An example of these progressive uses of technology is an Arts and Incubator project that was recently conducted by our freshmen class, the Chair Project. The project also invokes the second key component of a progressive education, project-based learning (PBL), “a teaching method in which students gain knowledge and skills by working for an extended period of time to investigate and respond to an authentic, engaging and complex question, problem, or challenge.” After exploring a timeline of artistic movements throughout history, freshmen formed small teams, then selected a prominent person for whom they would design and fabricate a chair. A chair object was chosen for its simplicity of function, its variability of form, and its unique aesthetics with regard to user status, religion, culture, and other factors. Student research and debate led them to choose King Tut, Albert Einstein, Leonardo da Vinci, Marilyn Monroe, and Elijah as their “clients.” Invoking a design thinking methodology, freshmen brainstormed the sitting needs and stylistic preferences of each chair owner, empathizing virtually with their clients to plan the ideal custom chair for each person. Teams then employed Fusion 360 to digitally design small-scale versions of their chair creations for prototyping via 3D printing and cardboard construction. After fine-tuning designs and troubleshooting potential fabrication challenges, students employed authentic materials (e.g., wood, nails, fabric) and fabrication tools (e.g., saws, lathes, laser-cutters, sewing machines) to build their designs full scale. Through extensive mentoring from their teachers and thoughtful collaboration with their peers, freshmen teams completed impressive start-to-finish projects, producing real-world products, and developing hard and soft skills they will carry forwards into college and career. Students expressed tremendous satisfaction in their finished chairs, having found joy in their work, relevance in the process, and choice in multiple facets of the project.

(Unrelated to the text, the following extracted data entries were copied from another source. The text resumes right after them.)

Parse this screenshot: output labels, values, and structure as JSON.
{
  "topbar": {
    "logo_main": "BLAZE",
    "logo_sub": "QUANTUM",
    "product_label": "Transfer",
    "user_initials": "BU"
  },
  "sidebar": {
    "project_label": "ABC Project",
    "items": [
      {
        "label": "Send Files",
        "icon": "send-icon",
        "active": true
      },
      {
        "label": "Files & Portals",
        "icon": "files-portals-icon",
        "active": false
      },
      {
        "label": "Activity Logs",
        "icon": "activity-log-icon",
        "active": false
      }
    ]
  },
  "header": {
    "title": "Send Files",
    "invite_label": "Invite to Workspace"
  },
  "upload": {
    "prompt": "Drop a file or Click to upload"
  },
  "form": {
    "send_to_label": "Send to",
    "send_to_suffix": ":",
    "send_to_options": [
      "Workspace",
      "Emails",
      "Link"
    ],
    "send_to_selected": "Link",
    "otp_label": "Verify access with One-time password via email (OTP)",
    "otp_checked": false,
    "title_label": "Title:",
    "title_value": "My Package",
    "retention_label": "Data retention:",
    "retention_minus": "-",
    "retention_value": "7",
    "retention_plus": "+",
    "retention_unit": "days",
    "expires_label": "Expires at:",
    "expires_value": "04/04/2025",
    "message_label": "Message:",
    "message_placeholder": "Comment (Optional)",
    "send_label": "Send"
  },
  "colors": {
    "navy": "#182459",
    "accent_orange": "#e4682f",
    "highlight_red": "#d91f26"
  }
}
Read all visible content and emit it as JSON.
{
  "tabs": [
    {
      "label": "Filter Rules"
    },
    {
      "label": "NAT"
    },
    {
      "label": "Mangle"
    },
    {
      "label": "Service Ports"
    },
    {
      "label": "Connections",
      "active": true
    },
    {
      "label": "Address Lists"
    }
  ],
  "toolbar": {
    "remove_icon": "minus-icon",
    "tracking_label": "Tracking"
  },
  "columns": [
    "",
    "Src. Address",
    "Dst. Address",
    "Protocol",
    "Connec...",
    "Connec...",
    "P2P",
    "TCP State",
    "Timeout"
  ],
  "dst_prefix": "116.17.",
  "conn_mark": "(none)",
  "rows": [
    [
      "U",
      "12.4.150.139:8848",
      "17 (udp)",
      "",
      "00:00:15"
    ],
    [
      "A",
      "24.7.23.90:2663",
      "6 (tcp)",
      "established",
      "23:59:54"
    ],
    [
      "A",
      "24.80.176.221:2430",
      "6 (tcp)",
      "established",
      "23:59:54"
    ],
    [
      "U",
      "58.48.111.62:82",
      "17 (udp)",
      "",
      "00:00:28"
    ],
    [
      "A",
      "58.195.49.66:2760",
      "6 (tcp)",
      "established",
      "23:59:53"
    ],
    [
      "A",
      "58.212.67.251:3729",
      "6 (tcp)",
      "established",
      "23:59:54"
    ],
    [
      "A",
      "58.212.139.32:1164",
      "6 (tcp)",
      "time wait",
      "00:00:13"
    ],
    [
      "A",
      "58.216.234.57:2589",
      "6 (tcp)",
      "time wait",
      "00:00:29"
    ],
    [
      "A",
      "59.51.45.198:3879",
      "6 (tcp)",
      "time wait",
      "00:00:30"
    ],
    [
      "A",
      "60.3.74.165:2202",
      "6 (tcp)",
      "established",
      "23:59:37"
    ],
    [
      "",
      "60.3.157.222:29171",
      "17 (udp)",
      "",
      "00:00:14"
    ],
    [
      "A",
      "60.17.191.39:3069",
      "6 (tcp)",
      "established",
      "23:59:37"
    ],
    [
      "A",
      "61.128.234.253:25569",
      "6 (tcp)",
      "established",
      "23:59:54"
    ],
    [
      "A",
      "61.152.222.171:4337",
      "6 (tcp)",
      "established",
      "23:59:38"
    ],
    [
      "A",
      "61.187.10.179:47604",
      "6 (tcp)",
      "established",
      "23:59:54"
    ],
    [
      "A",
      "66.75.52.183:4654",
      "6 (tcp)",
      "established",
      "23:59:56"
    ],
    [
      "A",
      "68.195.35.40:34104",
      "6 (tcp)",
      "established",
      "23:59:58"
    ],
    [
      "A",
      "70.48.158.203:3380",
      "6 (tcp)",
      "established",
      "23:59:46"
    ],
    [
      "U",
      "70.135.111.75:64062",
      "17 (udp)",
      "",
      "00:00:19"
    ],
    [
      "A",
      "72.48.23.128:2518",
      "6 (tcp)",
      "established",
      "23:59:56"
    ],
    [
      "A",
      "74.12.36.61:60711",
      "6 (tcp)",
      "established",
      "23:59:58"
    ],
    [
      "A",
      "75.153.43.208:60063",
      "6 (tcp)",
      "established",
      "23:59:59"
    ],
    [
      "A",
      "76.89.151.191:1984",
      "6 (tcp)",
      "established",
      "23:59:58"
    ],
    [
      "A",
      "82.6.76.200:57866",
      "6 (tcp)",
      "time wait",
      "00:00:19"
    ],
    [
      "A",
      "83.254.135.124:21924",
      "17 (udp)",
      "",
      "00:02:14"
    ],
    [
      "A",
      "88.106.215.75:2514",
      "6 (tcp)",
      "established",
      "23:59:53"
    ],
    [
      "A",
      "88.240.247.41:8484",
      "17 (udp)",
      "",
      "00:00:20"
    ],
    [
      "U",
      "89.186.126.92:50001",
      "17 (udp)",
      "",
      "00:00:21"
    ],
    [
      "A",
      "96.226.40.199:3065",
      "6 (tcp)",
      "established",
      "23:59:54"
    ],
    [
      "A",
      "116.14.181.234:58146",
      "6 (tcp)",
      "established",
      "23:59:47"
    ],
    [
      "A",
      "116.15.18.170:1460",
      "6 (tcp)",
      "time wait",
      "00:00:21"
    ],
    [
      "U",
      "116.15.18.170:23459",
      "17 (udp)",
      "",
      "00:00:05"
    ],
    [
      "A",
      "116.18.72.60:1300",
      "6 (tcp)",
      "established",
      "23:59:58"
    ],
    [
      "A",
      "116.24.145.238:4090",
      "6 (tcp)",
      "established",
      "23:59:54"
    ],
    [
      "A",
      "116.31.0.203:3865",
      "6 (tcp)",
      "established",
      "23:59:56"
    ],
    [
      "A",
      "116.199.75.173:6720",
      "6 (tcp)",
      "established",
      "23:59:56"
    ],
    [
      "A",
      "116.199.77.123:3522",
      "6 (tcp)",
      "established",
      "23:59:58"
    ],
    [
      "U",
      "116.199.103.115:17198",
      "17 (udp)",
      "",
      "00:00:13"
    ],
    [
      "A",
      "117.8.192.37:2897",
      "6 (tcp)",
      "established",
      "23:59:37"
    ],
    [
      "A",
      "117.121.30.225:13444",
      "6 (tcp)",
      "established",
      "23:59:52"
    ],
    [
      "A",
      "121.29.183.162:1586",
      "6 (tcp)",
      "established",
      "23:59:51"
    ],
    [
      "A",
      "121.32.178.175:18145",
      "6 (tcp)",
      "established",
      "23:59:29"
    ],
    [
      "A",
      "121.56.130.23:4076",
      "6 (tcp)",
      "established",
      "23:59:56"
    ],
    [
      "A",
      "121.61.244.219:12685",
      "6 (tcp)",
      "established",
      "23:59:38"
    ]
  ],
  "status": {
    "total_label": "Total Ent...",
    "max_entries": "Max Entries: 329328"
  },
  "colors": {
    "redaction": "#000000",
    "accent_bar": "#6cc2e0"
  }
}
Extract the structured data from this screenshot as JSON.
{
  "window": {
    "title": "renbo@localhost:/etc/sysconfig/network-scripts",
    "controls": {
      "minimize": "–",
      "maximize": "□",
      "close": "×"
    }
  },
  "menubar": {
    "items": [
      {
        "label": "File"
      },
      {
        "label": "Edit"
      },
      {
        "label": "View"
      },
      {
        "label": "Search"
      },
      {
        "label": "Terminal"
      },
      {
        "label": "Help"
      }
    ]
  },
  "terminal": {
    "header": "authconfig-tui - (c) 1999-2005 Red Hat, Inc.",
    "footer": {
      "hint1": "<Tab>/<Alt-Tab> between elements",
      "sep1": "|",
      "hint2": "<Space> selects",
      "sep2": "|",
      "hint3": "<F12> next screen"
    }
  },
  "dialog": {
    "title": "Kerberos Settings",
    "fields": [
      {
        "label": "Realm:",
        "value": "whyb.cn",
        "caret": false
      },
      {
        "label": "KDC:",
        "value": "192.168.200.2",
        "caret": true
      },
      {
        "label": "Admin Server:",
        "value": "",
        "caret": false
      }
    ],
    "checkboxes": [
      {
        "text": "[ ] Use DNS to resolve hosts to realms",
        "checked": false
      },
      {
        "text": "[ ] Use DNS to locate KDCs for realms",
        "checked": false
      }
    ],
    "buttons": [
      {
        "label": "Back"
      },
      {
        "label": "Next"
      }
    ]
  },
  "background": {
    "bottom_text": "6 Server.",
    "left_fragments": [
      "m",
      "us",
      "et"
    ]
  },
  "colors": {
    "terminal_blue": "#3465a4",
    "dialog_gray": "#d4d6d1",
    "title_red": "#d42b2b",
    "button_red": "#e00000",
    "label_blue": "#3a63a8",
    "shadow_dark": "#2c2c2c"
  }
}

I once asked a colleague, the late Mike Wargo, who was chief exploration scientist for NASA’s Human Exploration Mission, how it was possible that the United States had met President Kennedy’s rapid turnaround goal of getting a man to the Moon… and yet we’ve made only incremental progress in rocketry in the fifty years following that success. His answer was that initially, we made a giant leap; but since then, we’ve just kept revising the same propulsion system, making tiny improvements, never realizing the paradigm shift that has to transpire to truly level up and make the next big leap. Without that leap, we are stuck in our own solar system, seeing through telescopes the many newly discovered planets we can inhabit, but never being able to get there because the forty light-year-distance is too far to cross.
Innovative schools can only be innovative if they create and act on a paradigm shift in education. They can’t make little tweaks. Only with the next big leap can we propel America’s students to the lead position on the world stage. We are leaping ahead at the Adelson Educational Campus. I wish every child, everywhere, could attend a school where that leap happens every day.